Vera no le comentaba nunca a Edith cuánto echaba de menos a Anton. ¿Cómo explicárselo sin revelar la noche que habían pasado juntos en Capri y la sensación de que habían quedado unidos para siempre?

Sin la ayuda del padre de Anton, sería imposible encontrarlo. No tenía sentido escribir a Harry Wight desde Venezuela. Cuando Edith y ella estaban en la isla de Ellis la situación era distinta. Pero ahora estaban en otro continente. No podían permitirse regresar a Estados Unidos.

Dejó de pensar en Anton; tenía cosas más urgentes de las que ocuparse. El puesto era en una agencia de publicidad que trabajaba en inglés y tenía aún que planchar el vestido y asegurarse de que disponía de un par de medias. Trabajar como redactora creativa tal vez no fuera tan emocionante como ser escritora, pero un sueldo era un sueldo.

Los demás huéspedes estaban en el trabajo y Lola se encontraba fuera haciéndose la manicura. Lola no estaba casi nunca en casa. Era una viuda de buen ver, de cincuenta y pico años, y estaba decidida a encontrar un nuevo marido. Pasaba los días en el salón de belleza y las noches permitiendo que los hombres admiraran los candelabros del salón y apuraran el jerez de su difunto esposo.

Vera entró con la bolsa de la compra en la cocina y oyó pasos en la puerta. Al girarse, vio que era Edith, con un vestido de cóctel con hombreras y escote corazón. Era uno de los vestidos más bonitos que Vera había visto en su vida.

—¡Qué guapa estás con ese vestido! —exclamó—. Pero si dijiste que no te interesaban los hombres, que ibas a buscar trabajo.

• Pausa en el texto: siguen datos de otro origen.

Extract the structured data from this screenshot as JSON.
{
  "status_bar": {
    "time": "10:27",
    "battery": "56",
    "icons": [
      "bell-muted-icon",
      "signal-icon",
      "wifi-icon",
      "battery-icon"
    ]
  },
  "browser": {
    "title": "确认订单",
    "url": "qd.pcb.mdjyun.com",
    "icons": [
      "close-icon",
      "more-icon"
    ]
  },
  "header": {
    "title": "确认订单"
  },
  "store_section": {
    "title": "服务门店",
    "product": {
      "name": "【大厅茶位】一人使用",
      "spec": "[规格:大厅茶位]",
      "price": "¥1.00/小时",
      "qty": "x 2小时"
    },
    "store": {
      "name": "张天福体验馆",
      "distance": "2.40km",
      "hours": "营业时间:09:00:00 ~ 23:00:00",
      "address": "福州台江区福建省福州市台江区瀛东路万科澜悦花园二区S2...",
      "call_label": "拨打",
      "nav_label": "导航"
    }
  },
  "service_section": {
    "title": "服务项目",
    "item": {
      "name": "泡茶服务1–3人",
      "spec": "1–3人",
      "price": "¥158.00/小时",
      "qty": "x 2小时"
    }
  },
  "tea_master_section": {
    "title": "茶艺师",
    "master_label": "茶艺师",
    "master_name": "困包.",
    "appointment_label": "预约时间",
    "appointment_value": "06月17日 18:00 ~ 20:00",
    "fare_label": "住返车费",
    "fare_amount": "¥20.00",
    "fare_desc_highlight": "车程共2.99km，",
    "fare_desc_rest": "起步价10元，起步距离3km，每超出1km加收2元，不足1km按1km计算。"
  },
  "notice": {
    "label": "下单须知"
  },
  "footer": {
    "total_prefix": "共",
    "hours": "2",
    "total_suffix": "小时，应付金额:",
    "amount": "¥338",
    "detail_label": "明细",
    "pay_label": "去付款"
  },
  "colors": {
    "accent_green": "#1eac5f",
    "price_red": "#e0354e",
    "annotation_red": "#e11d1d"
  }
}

—¿Y qué tiene que ver este vestido con los hombres? —dijo Edith, dejando el bolso en la encimera—. Me lo he hecho yo misma y acabo de terminarlo esta mañana.

—¿Pero cómo? —preguntó Vera, pensando que no tenían máquina de coser.

—Le he pedido prestada a Lola su máquina —respondió Edith—. Es elegante, ¿verdad? —Suspiró—. Seda salvaje, de Colombia. Dos rollos de seda cuestan más de diez bolívares.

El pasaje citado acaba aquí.